What did you learn personally as filmmakers from the experience of making this film?

LOKKEBERG:  To me, personally, it was very important.  I think it changed my whole attitude toward politics, that we have to involve ourselves to do something.  We can’t just look at what they’re deciding and doing.  We have to react.  In a way, it’s very difficult for me as a director to get rid of this subject because it involves people who are living in a tragedy.  It’s difficult just to jump in and then jump out again.  I see more meaning in life by doing something concrete in a movie than just thinking of my career or what’s next or what’s in it for me or my next movie or something like that.

KRISTIANSEN:  Documentaries are closer to reality than features.  This is the first documentary in 35 years that we have made and it’s very satisfying to work with something concrete in the living society because so much is happening in this time now.  Fortunately, the digital technique makes it possible for everybody to make images so it’s difficult to hide injustice.  You can stop it by distribution but then we have the social media, so it’s a revolutionary period where you cannot stop the freedom of speech or the freedom of images or the freedom of meaning.  You can try to stop it but it will come like a tsunami.

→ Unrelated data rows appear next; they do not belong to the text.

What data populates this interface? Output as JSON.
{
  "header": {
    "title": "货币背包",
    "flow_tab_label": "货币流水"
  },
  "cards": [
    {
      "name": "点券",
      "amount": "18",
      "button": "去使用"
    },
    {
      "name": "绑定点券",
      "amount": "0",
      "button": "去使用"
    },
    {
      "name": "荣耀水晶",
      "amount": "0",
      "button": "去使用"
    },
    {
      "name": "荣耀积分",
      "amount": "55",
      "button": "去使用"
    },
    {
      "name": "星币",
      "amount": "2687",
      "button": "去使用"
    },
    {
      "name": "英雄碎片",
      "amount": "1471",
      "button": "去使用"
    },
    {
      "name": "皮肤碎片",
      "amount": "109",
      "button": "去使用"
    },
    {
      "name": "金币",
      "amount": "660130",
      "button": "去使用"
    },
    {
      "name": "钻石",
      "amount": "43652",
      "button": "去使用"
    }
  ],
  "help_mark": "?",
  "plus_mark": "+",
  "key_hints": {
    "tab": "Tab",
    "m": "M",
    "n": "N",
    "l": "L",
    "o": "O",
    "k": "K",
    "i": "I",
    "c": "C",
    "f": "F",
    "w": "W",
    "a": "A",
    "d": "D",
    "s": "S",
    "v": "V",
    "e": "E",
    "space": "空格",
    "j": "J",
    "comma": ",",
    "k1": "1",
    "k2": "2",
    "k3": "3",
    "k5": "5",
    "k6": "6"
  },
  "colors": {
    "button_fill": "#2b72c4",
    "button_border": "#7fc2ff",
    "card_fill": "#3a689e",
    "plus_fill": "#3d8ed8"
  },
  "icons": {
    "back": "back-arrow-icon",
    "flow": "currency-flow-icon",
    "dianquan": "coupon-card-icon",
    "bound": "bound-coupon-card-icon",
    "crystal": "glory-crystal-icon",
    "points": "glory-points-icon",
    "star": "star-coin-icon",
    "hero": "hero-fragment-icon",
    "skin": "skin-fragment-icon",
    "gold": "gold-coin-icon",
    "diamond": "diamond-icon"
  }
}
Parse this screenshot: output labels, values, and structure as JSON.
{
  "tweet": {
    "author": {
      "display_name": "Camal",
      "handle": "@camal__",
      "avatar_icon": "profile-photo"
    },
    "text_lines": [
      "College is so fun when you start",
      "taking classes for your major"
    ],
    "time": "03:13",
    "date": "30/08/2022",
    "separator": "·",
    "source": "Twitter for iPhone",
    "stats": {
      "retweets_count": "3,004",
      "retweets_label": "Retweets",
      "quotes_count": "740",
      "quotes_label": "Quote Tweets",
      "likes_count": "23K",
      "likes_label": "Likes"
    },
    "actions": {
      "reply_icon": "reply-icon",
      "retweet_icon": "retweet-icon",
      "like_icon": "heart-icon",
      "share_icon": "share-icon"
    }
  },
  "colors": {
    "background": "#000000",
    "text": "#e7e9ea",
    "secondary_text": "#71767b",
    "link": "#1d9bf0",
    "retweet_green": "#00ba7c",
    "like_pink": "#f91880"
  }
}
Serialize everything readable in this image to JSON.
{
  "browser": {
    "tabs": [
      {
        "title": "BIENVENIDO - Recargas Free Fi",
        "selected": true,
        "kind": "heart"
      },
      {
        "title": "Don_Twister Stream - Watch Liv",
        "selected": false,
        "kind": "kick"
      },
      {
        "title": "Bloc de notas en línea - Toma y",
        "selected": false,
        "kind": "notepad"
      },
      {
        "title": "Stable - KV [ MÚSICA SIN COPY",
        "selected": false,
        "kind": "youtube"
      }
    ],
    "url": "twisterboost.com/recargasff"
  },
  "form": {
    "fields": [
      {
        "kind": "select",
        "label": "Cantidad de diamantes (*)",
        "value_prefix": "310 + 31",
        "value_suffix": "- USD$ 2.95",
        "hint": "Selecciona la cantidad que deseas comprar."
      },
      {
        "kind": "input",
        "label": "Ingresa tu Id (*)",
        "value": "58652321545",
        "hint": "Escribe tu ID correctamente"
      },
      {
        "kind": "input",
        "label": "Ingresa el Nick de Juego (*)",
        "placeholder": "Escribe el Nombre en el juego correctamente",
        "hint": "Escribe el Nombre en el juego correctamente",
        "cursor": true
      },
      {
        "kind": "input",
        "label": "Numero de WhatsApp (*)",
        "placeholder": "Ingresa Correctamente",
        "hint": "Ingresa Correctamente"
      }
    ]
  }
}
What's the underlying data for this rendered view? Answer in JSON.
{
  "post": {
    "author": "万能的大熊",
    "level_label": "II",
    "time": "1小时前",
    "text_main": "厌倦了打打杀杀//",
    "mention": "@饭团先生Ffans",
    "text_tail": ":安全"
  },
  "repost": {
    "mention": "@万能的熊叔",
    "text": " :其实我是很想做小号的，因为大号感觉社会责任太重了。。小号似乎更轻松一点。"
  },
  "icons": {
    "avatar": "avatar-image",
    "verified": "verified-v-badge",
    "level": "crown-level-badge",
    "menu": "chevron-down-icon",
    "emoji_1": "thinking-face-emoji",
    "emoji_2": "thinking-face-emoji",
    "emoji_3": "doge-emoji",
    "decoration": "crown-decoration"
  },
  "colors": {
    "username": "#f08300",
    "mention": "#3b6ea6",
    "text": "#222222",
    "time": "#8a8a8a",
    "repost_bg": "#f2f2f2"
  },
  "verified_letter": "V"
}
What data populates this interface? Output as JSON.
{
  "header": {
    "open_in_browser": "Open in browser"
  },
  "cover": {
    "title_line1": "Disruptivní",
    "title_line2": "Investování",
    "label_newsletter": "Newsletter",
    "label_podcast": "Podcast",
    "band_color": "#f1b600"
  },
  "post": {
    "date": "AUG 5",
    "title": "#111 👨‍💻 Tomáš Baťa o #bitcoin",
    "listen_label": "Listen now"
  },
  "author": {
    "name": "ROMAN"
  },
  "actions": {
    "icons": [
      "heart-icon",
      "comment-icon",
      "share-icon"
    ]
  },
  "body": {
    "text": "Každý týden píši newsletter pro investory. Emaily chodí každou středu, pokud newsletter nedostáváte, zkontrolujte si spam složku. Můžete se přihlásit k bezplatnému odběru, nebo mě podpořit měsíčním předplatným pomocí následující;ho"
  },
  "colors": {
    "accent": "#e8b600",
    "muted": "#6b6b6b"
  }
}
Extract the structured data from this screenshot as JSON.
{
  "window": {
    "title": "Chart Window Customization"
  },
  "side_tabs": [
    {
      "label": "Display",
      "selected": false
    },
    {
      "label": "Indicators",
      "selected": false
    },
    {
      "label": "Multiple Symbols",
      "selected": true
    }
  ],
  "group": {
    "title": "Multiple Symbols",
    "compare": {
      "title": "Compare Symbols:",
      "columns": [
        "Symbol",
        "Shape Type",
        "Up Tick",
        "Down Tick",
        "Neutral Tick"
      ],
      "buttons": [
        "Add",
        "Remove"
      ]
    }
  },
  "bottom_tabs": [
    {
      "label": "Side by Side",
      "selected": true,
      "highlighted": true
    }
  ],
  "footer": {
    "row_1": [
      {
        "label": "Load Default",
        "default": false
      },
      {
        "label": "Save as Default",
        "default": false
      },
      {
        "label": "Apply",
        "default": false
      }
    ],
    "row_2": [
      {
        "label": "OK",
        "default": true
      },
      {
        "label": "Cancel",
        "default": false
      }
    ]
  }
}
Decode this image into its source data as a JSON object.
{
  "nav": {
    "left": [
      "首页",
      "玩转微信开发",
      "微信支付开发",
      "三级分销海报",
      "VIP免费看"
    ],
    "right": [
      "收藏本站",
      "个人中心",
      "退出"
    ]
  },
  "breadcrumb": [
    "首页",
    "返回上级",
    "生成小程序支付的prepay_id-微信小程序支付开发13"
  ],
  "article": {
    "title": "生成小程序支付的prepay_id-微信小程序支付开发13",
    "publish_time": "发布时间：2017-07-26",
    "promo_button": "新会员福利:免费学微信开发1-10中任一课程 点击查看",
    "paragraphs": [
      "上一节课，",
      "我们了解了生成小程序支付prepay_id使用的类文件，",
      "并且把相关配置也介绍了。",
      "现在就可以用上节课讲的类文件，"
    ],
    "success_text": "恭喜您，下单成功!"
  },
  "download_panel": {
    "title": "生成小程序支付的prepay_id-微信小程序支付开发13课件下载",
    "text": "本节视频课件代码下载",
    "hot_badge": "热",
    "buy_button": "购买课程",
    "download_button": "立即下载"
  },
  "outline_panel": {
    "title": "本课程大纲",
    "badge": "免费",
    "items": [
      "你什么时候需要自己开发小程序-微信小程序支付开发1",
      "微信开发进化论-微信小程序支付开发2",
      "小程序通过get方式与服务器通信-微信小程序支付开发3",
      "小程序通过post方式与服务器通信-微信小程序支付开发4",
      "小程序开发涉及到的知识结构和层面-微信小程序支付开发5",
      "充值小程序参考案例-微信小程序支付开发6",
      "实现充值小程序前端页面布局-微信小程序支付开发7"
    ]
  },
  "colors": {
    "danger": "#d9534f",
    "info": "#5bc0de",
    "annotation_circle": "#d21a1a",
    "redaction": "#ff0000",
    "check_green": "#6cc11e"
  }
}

tears-of-gaza-movie-poster

How do you hope an audience will respond to your film?

LOKKEBERG:  I hope that they will go home and say what can I do?  I have to do something.  When I know the world is like this and people are suffering like this, I cannot just sit here and know that my tax dollars are going to buy more drones or more F-16s to send to Israel or wherever.

KRISTIANSEN:  Everybody asks us after the film when we have a Q&A what shall we do, and then, we say you should say enough is enough.  Start a peace movement.  Start an anti-war movement again because war doesn’t solve anything and it’s getting crueler.  It’s getting more and more cruel.  And now, they’re going in small drones to kill individuals, and next time we’ll see some individual up here on the hill who’s killed by a drone because his neighbors don’t like him or something like that. 

LOKKEBERG:  Or, he parked wrong.

KRISTIANSEN:  It’s a dangerous development.  It’s getting crazy.